Speaking at the publication, the Minister said: "This Framework Document looks at the current situation in regard to the supports which are available to victims and outlines how these may be strengthened to ensure that victims receive adequate assistance in the aftermath of crime. I consider it important we are responsive to the needs of victims. It is vital that there is a coordinated approach to the delivery of services to support victims. It is my intention to accept the recommendations of the Commission. I propose to move quickly to implement those recommendations. Furthermore, in regard to the provision of information to victims of crime, this is an important issue and I am asking the new Commission to address this issue with the various Agencies."
The Minister said work has already commenced in the Department on preparation of the legislative package outlined above. This will benefit victims of crime and the community in general. The Minister continued: "It is my intention to have this legislation published in the Spring. The legislation will take account of several recommendations in the 2007 Report of the Balance in the Criminal Law Review Group."
Thanking the Chairman, Mr. Jim McHugh and the other members of the Commission the Minister said "Credit is due to the Commission Members who gave of their time and commitment to explore this very wide and complex area. With the presentation of this document the Commission has now completed the second of their agreed tasks. I am asking the members of the existing Commission to form part of the proposed re-constituted Commission for the Support of Victims of Crime providing for continuity of oversight in respect of services to victims of crime."
Since March 2005, the Commission for the Support of Victims of Crime has allocated over €2.5 million in funding to over 40 groups engaged in providing support to victims of crime and this is expected to increase to €3.5 million by the end of 2008 being the first of the Commission’s agreed tasks.
The Minister added: "I also want to pay tribute to those volunteers at local level who work, tirelessly and largely unrecognised, to provide a service to the victims of crime. Their sense of responsibility and support to the community deserves the praise, admiration and support of both society in general and Government in particular."
19 June 2008
Notes for Editors
1. Commission for the Support of Victims of Crime
In March, 2005 the Minister for Justice, Equality and Law Reform established the Commission for the Support of Victims of Crime with a remit to:
a) to devise an appropriate framework for victims of crime into the future and
b) disburse funding for victim support measures.
The Commission members are:
Mr Jim Mc Hugh, (Chairman), former Assistant Commissioner, An Garda Síochána,
Ms Nora Owen, former Minister for Justice, Equality and Law Reform,
Mr Sean Lowry, former head of the Probation and Welfare Service,
Mr Michael Whelan, Gemini Consulting,
Ms Marian Finucane, broadcaster.
The Commission’s remit includes the examination of all aspects of the provision of services to victims of crime within the criminal justice system. These provisions are set out in the Victims Charter of 1999 which the Commission is currently reviewing.

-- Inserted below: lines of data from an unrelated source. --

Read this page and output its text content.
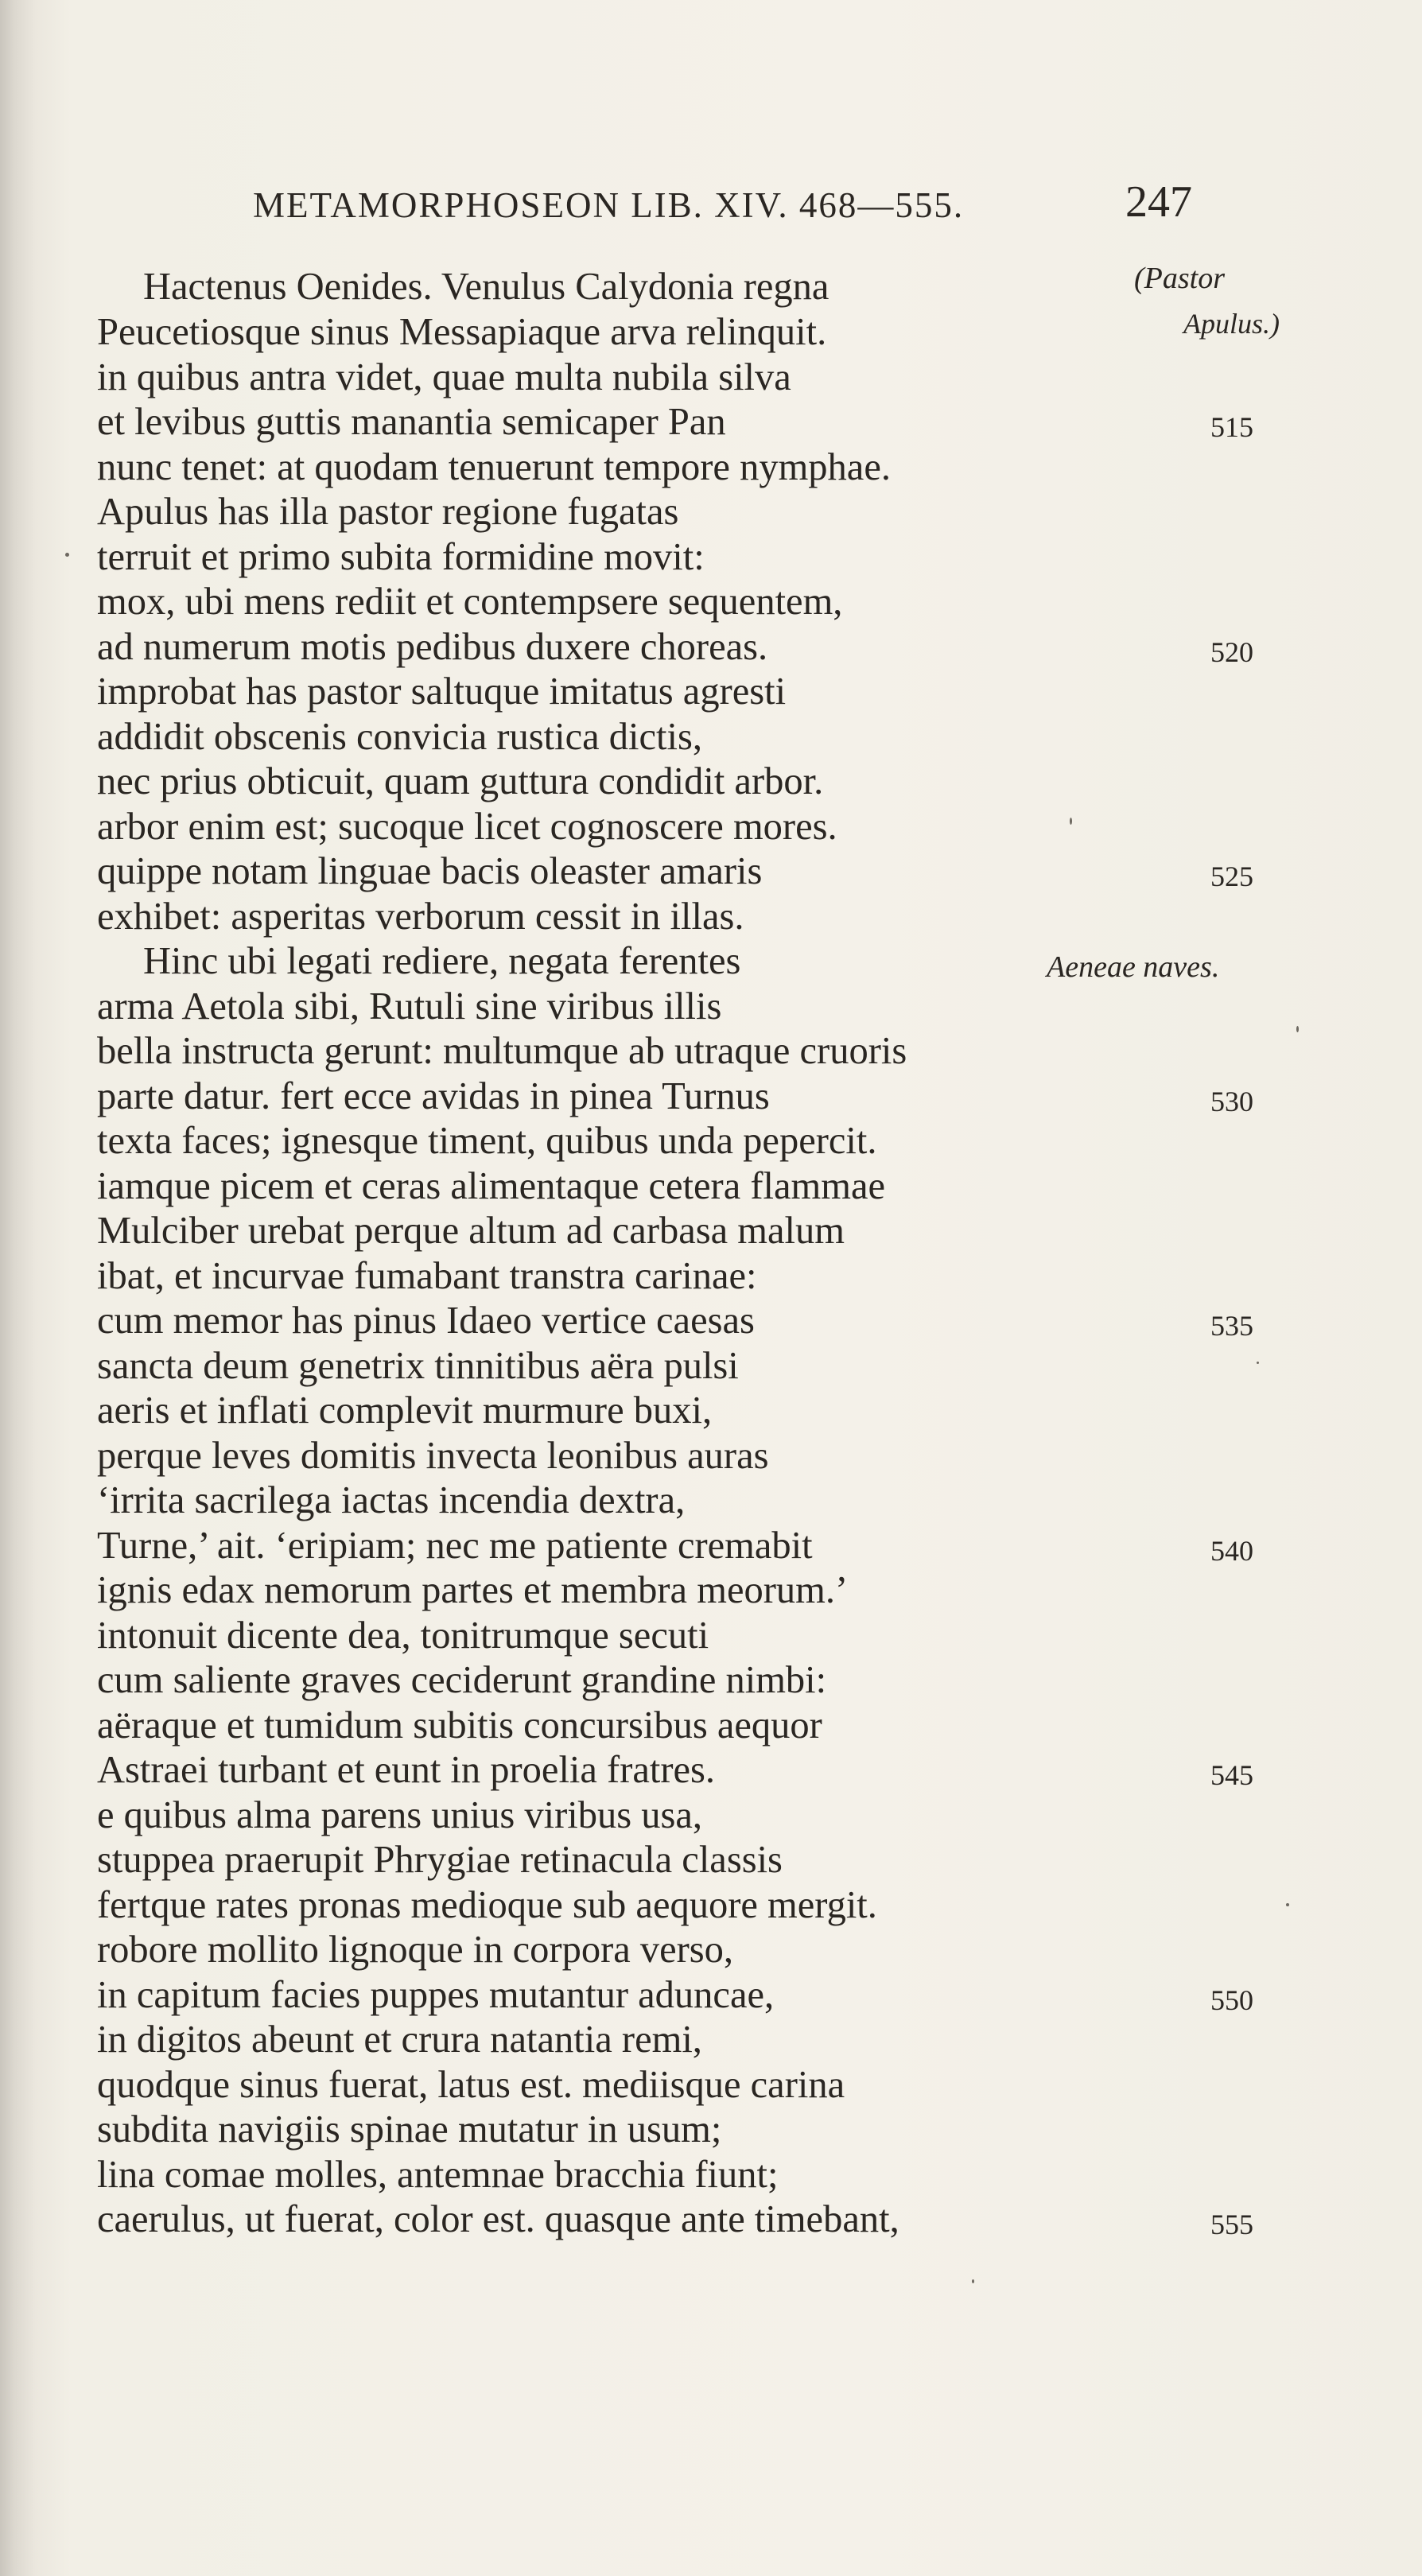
METAMORPHOSEON LIB. XIV. 468—555.	247
(Pastor
Apulus.)
Aeneae naves.
Hactenus Oenides. Venulus Calydonia regna
Peucetiosque sinus Messapiaque arva relinquit.
in quibus antra videt, quae multa nubila silva
et levibus guttis manantia semicaper Pan
nunc tenet: at quodam tenuerunt tempore nymphae.
Apulus has illa pastor regione fugatas
terruit et primo subita formidine movit:
mox, ubi mens rediit et contempsere sequentem,
ad numerum motis pedibus duxere choreas.
improbat has pastor saltuque imitatus agresti
addidit obscenis convicia rustica dictis,
nec prius obticuit, quam guttura condidit arbor.
arbor enim est; sucoque licet cognoscere mores.
quippe notam linguae bacis oleaster amaris
exhibet: asperitas verborum cessit in illas.
Hinc ubi legati rediere, negata ferentes
arma Aetola sibi, Rutuli sine viribus illis
bella instructa gerunt: multumque ab utraque cruoris
parte datur. fert ecce avidas in pinea Turnus
texta faces; ignesque timent, quibus unda pepercit.
iamque picem et ceras alimentaque cetera flammae
Mulciber urebat perque altum ad carbasa malum
ibat, et incurvae fumabant transtra carinae:
cum memor has pinus Idaeo vertice caesas
sancta deum genetrix tinnitibus aëra pulsi
aeris et inflati complevit murmure buxi,
perque leves domitis invecta leonibus auras
‘irrita sacrilega iactas incendia dextra,
Turne,’ ait. ‘eripiam; nec me patiente cremabit
ignis edax nemorum partes et membra meorum.’
intonuit dicente dea, tonitrumque secuti
cum saliente graves ceciderunt grandine nimbi:
aëraque et tumidum subitis concursibus aequor
Astraei turbant et eunt in proelia fratres.
e quibus alma parens unius viribus usa,
stuppea praerupit Phrygiae retinacula classis
fertque rates pronas medioque sub aequore mergit.
robore mollito lignoque in corpora verso,
in capitum facies puppes mutantur aduncae,
in digitos abeunt et crura natantia remi,
quodque sinus fuerat, latus est. mediisque carina
subdita navigiis spinae mutatur in usum;
lina comae molles, antemnae bracchia fiunt;
caerulus, ut fuerat, color est. quasque ante timebant,
515
520
525
530
535
540
545
550
555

The Commission supervises the disbursement of funds to non- governmental organisations providing victim services, with a particular emphasis on the funding of activities on the ground that provide direct support for victims of crime.

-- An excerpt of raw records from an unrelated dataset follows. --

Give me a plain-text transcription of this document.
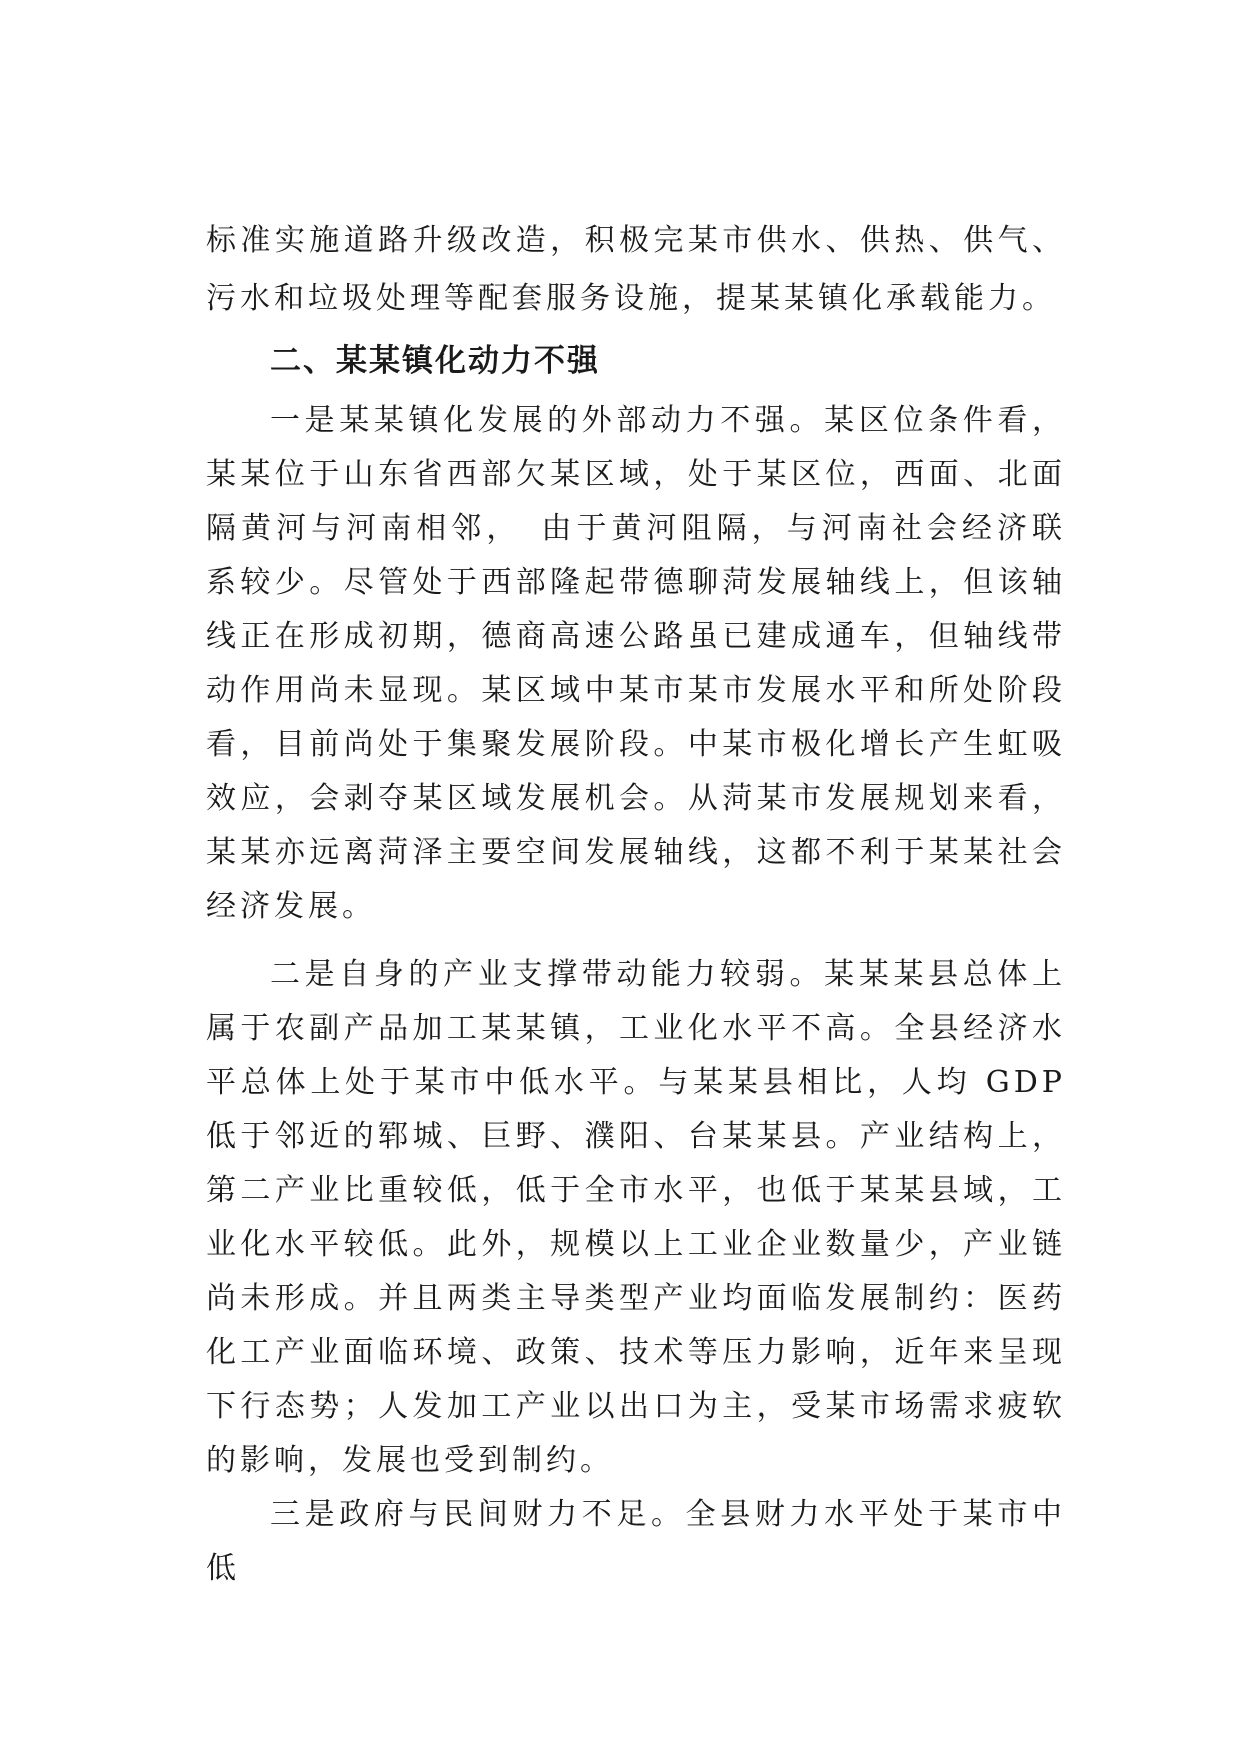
标准实施道路升级改造，积极完某市供水、供热、供气、污水和垃圾处理等配套服务设施，提某某镇化承载能力。

二、某某镇化动力不强

一是某某镇化发展的外部动力不强。某区位条件看，某某位于山东省西部欠某区域，处于某区位，西面、北面隔黄河与河南相邻，　由于黄河阻隔，与河南社会经济联系较少。尽管处于西部隆起带德聊菏发展轴线上，但该轴线正在形成初期，德商高速公路虽已建成通车，但轴线带动作用尚未显现。某区域中某市某市发展水平和所处阶段看，目前尚处于集聚发展阶段。中某市极化增长产生虹吸效应，会剥夺某区域发展机会。从菏某市发展规划来看，某某亦远离菏泽主要空间发展轴线，这都不利于某某社会经济发展。

二是自身的产业支撑带动能力较弱。某某某县总体上属于农副产品加工某某镇，工业化水平不高。全县经济水平总体上处于某市中低水平。与某某县相比，人均 GDP 低于邻近的郓城、巨野、濮阳、台某某县。产业结构上，第二产业比重较低，低于全市水平，也低于某某县域，工业化水平较低。此外，规模以上工业企业数量少，产业链尚未形成。并且两类主导类型产业均面临发展制约：医药化工产业面临环境、政策、技术等压力影响，近年来呈现下行态势；人发加工产业以出口为主，受某市场需求疲软的影响，发展也受到制约。

三是政府与民间财力不足。全县财力水平处于某市中低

In 2005, 2006 and 2007 the Commission granted funding for measures to support victims of various crimes including sexual violence, domestic violence, murder, human trafficking and general crime. Funding of € 685,750 was granted in 2005. Funding of €885,250 was granted in 2006 and €946,125 was granted in 2007. The Commission in 2008 has an assigned funding of €1.133 m. to support victim of crime measures.
2. Balance in Criminal Law Review Group
The Balance in the Criminal Law Review Group was established in November 2006 under the Chairmanship of Dr Gerard Hogan S.C. to examine whether the balance struck in the criminal law between the interests of the community and the victim on the one hand and the accused on the other is fair. Its membership included officials from the Department of Justice, Equality and Law Reform and the Offices of the Attorney General and the DPP, academics and a member of the Commission for the Support of Victims.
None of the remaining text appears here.